(584q) Development of a Dual Fluorescence Whole-Cell Biosensor to Detect N-Acyl Homoserine Lactones

Detection of N-acyl homoserine lactones (AHLs) is useful for understanding quorum sensing (QS) behaviors, including biofilm formation, virulence and metabolism. In this study, to not only detect AHLs but also to indicate the host cells in situ, the plasmid pUCGMA2T_1-4 was constructed to make a dual fluorescent whole-cell biosensor based on the AhlI/R AHL system of Pseudomonas syringae pv. syringae B728a. The plasmid contains three components: constitutively expressed P_nptII::gfp for indicating host cells, P_ahlI::mcherry that produces red fluorescence in response to AHL, and the ahlR gene that encodes an AHL regulatory protein.
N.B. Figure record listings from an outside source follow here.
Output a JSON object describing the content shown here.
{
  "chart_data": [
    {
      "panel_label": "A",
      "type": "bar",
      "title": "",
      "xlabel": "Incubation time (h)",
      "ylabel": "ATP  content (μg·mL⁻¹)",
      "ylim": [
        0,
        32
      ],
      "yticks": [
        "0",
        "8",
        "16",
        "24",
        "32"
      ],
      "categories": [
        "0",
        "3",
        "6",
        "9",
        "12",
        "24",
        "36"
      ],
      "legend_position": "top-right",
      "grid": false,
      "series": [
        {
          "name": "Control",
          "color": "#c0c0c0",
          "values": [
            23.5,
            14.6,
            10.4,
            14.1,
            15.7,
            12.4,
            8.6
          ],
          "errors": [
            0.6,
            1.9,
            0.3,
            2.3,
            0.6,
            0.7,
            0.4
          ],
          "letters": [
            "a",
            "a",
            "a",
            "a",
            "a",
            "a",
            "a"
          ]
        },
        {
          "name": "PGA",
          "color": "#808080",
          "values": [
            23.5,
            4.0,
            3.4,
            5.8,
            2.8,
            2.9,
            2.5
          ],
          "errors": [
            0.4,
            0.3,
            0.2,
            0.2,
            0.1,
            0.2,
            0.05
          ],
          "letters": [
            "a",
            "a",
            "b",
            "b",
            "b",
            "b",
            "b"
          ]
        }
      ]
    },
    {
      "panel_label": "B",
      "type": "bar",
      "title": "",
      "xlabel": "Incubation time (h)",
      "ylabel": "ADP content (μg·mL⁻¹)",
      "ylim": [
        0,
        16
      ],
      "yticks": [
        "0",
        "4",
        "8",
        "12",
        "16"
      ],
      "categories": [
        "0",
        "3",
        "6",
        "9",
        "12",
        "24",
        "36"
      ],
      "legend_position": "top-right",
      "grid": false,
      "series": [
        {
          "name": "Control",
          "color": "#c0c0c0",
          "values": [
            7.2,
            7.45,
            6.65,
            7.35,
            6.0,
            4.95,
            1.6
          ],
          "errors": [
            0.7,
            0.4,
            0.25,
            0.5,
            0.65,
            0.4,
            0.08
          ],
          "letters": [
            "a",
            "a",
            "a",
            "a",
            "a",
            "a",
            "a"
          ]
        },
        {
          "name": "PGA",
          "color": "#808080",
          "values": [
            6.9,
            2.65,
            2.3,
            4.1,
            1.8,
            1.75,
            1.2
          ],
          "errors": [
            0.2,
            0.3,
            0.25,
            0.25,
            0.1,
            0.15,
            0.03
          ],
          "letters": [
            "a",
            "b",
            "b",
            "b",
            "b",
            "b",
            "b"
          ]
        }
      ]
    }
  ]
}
Meanwhile, two copies of T_1-4 (four tandem copies of a transcriptional terminator) were added into the plasmid to reduce background. The results showed that when the plasmid was placed into Escherichia coli, the dual fluorescence whole-cell biosensor was able to respond with red fluorescence within 6 hr to 5×10⁻⁸−10⁻⁵ mol/L of 3OC6-HSL. Bright green fluorescence indicated the host cells. Furthermore, when the plasmid was transferred to wild-type Pseudomonas PhTA125 (an AHL-producing bacterium), it also showed both green and red fluorescence. This result demonstrates that this plasmid can be used to construct whole-cell indicators that can indicate the AHL response and spatial behaviors of microbes in a microenvironmental niche.